Dan Pink's book Drive: The Surprising Truth about What Motivates Us is another brick in the thick genre-wall of business-motivational tomes. It features some modern psychology and neuroscience — along with a lot of feel-good self-justification aimed at managers and executives. No need to pay people (beyond a fuzzily-undefined baseline); just give them "Autonomy" and "Purpose", let them seek and achieve "Mastery", and they will work hard for you. No need to cite evidence that disagrees with your hypothesis. No need for nuance.

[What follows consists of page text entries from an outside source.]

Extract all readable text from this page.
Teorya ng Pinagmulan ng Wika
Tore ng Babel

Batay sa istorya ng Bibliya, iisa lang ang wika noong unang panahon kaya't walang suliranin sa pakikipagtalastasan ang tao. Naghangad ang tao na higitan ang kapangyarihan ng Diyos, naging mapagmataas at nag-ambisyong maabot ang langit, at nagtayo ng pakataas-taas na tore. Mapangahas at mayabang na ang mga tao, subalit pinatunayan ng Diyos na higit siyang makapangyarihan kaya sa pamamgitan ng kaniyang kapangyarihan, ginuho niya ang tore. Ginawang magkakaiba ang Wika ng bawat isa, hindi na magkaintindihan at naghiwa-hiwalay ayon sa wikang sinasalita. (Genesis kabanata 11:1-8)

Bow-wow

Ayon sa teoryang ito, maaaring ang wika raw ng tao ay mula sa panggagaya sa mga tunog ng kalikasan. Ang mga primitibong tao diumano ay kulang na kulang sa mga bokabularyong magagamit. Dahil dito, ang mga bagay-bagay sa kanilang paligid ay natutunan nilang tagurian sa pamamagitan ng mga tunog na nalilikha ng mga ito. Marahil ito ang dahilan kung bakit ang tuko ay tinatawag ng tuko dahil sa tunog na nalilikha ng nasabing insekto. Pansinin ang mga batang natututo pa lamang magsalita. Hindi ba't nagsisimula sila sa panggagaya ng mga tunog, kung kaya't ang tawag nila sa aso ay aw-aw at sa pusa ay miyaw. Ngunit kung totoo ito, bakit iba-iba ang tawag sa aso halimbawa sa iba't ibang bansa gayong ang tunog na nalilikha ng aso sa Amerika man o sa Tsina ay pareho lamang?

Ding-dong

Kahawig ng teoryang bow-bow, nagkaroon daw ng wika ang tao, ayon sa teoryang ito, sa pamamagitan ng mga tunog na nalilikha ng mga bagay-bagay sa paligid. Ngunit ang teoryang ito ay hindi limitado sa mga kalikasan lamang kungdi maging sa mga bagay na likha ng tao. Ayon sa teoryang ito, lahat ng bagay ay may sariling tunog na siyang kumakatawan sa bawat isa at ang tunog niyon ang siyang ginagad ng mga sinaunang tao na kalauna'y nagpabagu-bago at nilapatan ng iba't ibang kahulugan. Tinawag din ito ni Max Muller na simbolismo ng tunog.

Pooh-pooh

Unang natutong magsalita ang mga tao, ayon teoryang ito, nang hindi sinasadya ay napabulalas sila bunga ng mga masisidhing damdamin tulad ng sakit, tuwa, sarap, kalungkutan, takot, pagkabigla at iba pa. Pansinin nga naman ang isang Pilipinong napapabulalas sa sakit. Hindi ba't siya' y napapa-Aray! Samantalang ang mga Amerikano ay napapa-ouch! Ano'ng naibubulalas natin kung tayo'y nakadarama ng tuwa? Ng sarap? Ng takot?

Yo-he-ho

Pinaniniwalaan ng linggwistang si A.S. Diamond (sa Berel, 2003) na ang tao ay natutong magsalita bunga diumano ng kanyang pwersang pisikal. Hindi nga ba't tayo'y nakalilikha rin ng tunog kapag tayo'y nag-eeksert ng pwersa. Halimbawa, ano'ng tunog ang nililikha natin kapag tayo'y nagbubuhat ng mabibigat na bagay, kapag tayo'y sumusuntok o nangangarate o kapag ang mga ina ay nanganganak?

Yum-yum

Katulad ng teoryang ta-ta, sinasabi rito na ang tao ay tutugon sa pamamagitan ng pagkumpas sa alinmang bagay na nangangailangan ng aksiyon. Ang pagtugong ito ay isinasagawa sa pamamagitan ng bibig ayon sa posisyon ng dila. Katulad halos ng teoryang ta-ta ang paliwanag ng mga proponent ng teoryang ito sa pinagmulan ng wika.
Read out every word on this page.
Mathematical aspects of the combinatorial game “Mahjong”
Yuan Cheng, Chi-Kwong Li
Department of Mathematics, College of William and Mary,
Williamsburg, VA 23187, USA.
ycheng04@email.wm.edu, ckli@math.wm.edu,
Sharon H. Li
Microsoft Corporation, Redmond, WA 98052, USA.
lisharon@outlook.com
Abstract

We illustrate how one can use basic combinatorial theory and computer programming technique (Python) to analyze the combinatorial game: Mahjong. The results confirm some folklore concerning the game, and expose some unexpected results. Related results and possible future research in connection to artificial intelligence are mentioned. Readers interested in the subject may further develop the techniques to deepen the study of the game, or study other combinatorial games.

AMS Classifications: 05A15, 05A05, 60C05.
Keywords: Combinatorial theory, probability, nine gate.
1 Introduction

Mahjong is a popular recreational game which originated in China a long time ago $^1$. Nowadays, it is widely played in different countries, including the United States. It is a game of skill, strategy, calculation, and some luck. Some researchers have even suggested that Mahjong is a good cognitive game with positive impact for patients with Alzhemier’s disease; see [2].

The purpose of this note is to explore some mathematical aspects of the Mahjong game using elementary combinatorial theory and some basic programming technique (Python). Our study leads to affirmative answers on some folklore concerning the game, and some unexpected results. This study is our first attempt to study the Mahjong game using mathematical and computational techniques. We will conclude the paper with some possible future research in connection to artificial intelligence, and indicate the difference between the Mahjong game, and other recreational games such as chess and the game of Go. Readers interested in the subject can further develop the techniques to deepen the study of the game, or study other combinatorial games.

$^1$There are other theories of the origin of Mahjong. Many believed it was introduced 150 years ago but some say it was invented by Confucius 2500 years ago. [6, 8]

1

That's a caricature of Drive, and it's unfortunately accurate. Pink focuses on folks who are successful, celebrities, the winners of the race, those who are already living in the nice neighborhood with the multi-car garage. There's not much thought given to those who fell short, and why they failed. Not much about assisting one another over rough patches, or about the need that everyone has for help when young or aged, ill or injured. We're all broken at one time or another, all need patching. There's not much charity or love in Drive.
And alas, there's the attempt to define new jargon, in the apparent hope that it will catch on and give the author a bit of extra stickiness, some enduring fame in the meme-o-sphere. Pink's proposed terminology isn't worth mentioning; it's derivative and unnecessary. For better science, try Ariely and Kahneman et al.